For the 15 hour cook, did you light 15lbs of KBB all at once, or did you re-fill the charcoal grate in stages? If the latter, at what intervals?
Look back at the photos I sent you, I used what is ind of a lopsided "sidewinder" minion method set up remember? All the coal goes in small number of lit coals (20) placed in the indentation, I added maybe thirty extra briquettes somewhere about twelve hours in


Thanks. So a 22.5 WSM loses more heat?
I'm not so sure I'd say it loses more it simply has a larger volume of air to maintain.
This is pretty basic information covered in owners manuals in broad strokes. Fine tuning of all the methods is something which comes with practice. Fire control is not always something which can be explained completely accurately, you need to get some practice under your belt.
 
For the 15 hour cook, did you light 15lbs of KBB all at once, or did you re-fill the charcoal grate in stages?
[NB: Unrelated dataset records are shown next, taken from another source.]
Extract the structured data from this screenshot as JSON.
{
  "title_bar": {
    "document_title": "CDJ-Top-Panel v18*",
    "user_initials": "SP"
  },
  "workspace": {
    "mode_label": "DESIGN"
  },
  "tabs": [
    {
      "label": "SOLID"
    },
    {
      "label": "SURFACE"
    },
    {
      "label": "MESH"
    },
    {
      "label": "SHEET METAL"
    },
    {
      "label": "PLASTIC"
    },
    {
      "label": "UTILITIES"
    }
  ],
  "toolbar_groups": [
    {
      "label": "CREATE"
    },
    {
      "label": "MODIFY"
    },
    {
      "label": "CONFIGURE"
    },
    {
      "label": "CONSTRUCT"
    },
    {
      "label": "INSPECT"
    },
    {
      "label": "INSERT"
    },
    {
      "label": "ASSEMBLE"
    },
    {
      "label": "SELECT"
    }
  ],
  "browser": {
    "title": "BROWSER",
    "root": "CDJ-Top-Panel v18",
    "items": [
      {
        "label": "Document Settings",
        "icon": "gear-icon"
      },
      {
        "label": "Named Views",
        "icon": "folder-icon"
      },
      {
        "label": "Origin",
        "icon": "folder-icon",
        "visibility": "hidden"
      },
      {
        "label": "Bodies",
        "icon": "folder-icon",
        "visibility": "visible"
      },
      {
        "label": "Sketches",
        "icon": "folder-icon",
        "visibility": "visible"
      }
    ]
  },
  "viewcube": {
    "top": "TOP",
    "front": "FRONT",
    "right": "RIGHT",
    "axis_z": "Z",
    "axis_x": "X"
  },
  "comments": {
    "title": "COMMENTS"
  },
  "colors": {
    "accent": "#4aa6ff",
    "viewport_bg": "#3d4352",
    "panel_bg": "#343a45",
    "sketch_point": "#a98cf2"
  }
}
If the latter, at what intervals
I sent complete pictures to you Arun, sidewinder Minion method, 20 lit coals into the depression, added maybe fifty roughly 12 hours in
 
It's been over 45 years since I studied thermodynamics and it was not my favorite course. Many very complicated formulas to calculate this stuff. Basically the hot charcoal heats the volume but there is constant heat loss from the volume out the top vent and through the metal that encloses the volume. I think heat loss is directly proportional to the outside area at a given outside air temp. More area = more heat loss. Low outside air temp accelerates the loss and that's why some folks in frigid climates put an insulating blanket on their cooker. Without the blanket and 20° F outside maintaining 250° at the grate takes a lot more fuel.
 
OFF TOPIC

Mehlville High School - 1959
Left town 1960 for the Naval Academy

Bob - let's continue this on just comversation - see you there.